Case in point:  My husband and I ventured out to the grocery store after finding our cupboards were bare. We picked up the staples of life – milk, bread, fruit, and vegetables. I thought we did a pretty good job following our grocery list, but when I saw our total bill, I choked. We needed a grocery reality check.

On the way to the car, I went through the grocery receipt line-by-line. And there it was. Right before my eyes was the total for the four avocados we had purchased – $24.50. Math curses! I bought the avocados because they were two for a dollar. Something was amiss. On closer inspection, I discovered we were not charged for four avocados. We were charged for forty-nine avocados! Holy guacamole! That’s enough green stuff to last from now until St. Patrick’s Day! An immediate trip back to the service desk brought our grocery bill down to a more reasonable total.

Word to the wise. Check your math. Check your receipts. Check your bills. Check your checks. Check. Check. Check.

Don’t let math be a curse. Below are some books you and your kids can count on!

Kids + Parents + Math Books = 3x the fun!


Math Curse written by Jon Scieszka and illustrated by Lane Smith

The Grapes of Math written by Gregory Tang and illustrated by Harry Briggs

Math Potatoes written by Gregory Tang and illustrated by Harry Briggs

How Much Is A Million? written by David M. Schwartz and illustrated by Steven Kellogg

Edgar Allan Poe’s Pie written by J. Patrick Lewis and illustrated by Michael Slack

Math-terpieces written by Greg Tang and illustrated by Greg Paprocki

Apple Fractions written Jerry Pallotta and illustrated by Rob Bolster

Addition in the Forest written by Jennifer Rozines Roy and Gregory Roy

Ten Apples Up On Top! written and illustrated by Dr.

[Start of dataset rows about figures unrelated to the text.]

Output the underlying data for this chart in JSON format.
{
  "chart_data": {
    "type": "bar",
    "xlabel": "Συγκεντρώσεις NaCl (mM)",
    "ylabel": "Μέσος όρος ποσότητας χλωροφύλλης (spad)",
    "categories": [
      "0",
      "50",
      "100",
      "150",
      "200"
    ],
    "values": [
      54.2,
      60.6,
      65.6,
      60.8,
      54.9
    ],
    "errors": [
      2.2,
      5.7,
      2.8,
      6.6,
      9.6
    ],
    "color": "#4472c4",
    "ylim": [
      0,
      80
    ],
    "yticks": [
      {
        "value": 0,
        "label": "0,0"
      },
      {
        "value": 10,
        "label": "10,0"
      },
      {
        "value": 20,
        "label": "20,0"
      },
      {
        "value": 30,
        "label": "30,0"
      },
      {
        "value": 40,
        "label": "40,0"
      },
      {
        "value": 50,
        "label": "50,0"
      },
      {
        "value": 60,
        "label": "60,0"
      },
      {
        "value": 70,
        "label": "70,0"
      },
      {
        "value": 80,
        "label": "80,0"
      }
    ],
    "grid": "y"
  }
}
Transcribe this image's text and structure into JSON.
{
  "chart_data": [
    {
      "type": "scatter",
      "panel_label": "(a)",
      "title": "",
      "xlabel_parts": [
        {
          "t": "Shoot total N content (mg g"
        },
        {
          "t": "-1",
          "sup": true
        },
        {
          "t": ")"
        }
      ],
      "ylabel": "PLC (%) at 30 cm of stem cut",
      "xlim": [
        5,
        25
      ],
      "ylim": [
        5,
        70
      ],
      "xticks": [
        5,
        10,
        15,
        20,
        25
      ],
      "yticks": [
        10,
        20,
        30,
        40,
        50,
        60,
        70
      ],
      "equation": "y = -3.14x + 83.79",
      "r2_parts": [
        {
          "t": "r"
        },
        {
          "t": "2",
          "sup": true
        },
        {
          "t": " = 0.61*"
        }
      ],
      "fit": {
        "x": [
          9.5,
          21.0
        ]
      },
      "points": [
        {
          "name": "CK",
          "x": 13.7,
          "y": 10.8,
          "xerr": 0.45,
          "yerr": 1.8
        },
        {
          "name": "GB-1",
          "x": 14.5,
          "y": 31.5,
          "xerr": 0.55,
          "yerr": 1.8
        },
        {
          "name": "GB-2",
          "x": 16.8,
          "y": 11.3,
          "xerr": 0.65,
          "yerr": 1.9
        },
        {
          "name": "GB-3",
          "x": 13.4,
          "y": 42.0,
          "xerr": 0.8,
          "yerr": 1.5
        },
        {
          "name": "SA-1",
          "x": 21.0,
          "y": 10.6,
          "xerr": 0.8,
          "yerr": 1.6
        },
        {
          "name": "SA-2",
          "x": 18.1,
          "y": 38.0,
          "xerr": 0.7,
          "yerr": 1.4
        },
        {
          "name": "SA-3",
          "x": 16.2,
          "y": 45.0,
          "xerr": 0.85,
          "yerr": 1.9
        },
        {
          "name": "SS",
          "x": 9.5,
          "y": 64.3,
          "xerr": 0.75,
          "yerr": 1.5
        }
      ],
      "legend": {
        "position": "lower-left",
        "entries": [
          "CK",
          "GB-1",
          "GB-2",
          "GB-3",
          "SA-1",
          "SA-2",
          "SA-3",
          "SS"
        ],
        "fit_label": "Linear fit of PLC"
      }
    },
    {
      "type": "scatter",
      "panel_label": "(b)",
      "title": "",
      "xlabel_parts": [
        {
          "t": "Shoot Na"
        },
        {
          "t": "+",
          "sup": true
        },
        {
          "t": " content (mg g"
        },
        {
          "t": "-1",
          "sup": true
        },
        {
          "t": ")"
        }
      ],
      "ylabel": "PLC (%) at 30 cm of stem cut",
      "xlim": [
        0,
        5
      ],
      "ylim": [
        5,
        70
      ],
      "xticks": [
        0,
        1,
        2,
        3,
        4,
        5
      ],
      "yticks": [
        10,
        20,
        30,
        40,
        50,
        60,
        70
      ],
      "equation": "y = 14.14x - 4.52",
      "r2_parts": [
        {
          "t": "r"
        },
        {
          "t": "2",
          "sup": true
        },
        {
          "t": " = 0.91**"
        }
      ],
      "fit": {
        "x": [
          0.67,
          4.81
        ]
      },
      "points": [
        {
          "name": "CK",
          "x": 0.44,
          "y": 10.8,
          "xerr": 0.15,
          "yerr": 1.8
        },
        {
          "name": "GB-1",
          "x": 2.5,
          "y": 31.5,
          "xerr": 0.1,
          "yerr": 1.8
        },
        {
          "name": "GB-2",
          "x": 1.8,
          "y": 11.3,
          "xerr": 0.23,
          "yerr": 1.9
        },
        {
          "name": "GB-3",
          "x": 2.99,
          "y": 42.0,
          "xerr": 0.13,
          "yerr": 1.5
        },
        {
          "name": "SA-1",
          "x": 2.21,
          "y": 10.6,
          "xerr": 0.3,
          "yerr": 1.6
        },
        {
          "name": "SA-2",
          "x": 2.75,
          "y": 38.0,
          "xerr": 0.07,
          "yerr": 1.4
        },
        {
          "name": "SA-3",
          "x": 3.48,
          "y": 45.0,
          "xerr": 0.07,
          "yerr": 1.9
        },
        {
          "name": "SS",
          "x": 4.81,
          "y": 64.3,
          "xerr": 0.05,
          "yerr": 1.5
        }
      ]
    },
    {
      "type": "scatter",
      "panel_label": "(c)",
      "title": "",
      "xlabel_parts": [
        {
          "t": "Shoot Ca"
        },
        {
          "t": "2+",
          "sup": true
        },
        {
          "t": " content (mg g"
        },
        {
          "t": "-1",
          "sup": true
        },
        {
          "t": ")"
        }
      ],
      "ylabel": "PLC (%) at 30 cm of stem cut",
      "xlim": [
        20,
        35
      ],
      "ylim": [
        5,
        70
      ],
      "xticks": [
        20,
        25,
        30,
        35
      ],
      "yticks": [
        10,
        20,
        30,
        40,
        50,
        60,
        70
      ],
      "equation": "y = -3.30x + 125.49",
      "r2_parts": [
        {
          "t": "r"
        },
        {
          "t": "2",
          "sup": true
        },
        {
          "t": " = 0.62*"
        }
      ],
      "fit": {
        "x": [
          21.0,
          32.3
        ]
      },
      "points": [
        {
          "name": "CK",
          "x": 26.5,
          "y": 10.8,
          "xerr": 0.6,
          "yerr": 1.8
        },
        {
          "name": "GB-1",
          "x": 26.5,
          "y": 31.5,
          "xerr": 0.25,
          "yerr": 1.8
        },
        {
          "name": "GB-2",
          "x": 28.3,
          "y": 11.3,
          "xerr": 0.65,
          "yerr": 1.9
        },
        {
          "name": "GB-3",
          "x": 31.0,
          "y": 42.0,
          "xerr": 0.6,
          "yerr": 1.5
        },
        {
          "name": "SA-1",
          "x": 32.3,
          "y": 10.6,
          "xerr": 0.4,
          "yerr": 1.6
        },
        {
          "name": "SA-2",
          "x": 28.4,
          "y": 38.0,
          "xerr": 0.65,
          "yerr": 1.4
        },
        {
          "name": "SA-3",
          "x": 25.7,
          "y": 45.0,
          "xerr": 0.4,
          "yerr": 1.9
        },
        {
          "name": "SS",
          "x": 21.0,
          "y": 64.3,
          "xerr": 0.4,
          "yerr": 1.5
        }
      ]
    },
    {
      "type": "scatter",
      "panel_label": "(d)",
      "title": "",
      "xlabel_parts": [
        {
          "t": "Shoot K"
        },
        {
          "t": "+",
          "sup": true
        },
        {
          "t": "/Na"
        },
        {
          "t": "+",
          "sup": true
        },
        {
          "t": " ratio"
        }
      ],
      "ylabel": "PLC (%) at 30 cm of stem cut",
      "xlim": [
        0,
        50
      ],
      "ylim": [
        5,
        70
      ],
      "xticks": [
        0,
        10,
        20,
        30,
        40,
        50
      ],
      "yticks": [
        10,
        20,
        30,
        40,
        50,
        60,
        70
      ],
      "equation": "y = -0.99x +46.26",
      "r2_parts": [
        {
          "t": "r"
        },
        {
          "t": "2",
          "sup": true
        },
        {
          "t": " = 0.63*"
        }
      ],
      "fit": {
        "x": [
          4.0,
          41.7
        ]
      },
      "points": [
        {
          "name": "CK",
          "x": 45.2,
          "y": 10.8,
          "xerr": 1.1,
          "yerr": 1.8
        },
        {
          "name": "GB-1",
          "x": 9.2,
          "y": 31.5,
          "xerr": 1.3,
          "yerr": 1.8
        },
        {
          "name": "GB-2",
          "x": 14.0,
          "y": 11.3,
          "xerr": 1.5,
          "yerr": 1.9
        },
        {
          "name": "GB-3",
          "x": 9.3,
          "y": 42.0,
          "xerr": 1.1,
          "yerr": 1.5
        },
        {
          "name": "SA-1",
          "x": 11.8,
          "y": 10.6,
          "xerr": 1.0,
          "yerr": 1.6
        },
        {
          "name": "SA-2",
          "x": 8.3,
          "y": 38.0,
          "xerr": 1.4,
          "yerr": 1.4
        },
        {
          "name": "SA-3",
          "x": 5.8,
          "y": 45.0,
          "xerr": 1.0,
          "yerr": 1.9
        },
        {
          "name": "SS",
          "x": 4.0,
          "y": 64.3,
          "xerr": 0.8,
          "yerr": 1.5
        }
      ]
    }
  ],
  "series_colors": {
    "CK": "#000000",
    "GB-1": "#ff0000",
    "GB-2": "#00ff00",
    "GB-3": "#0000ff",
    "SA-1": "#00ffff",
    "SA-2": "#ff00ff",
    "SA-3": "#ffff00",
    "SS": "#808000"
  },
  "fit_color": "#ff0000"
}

Seuss


Pumpkins, Seeds, Estimation, and a Book

October 21, 2011

How Many Seeds in a Pumpkin?, written by Margaret McNamara and illustrated by G. Brian Karas, is a perfect book to share with students. It combines science, math, a seasonal activity, and a boost of self-esteem for the smallest boy in the class.

Mr. Tiffin, a very clever teacher, brings three pumpkins to class – small, medium, and large. “How many seeds in a pumpkin?” he asks. It’s a brilliant way to motivate students and introduce estimation. The students take a guess, and then Mr. Tiffin has them cut open the pumpkins to see how many seeds are in each. He uses another math tie-in when he asks how they should count the seeds. Mr. Tiffin elicits answers from the students, who decide to count by twos, fives, and tens. Each group calculates how many seeds are in their pumpkin. The smallest boy in the class finds the smallest pumpkin has the most. This leads into a mini science lesson in which the students compare the three pumpkins. They discover the smallest pumpkin is darker orange and has more lines on the outside than the other two. Mr. Tiffin explains that for each line on the outside of a pumpkin there is a row of seeds on the inside. The longer the pumpkin grows, the darker it gets and the more lines it gets. Proud that his pumpkin has the most seeds, the smallest boy in the class tells Mr. Tiffin that “small things have a lot going on inside them.”

This book fits right into the fall season and lends itself to a variety of ways to engage students in new learning experiences that that are fun and easy to do.

How many seeds does your pumpkin have?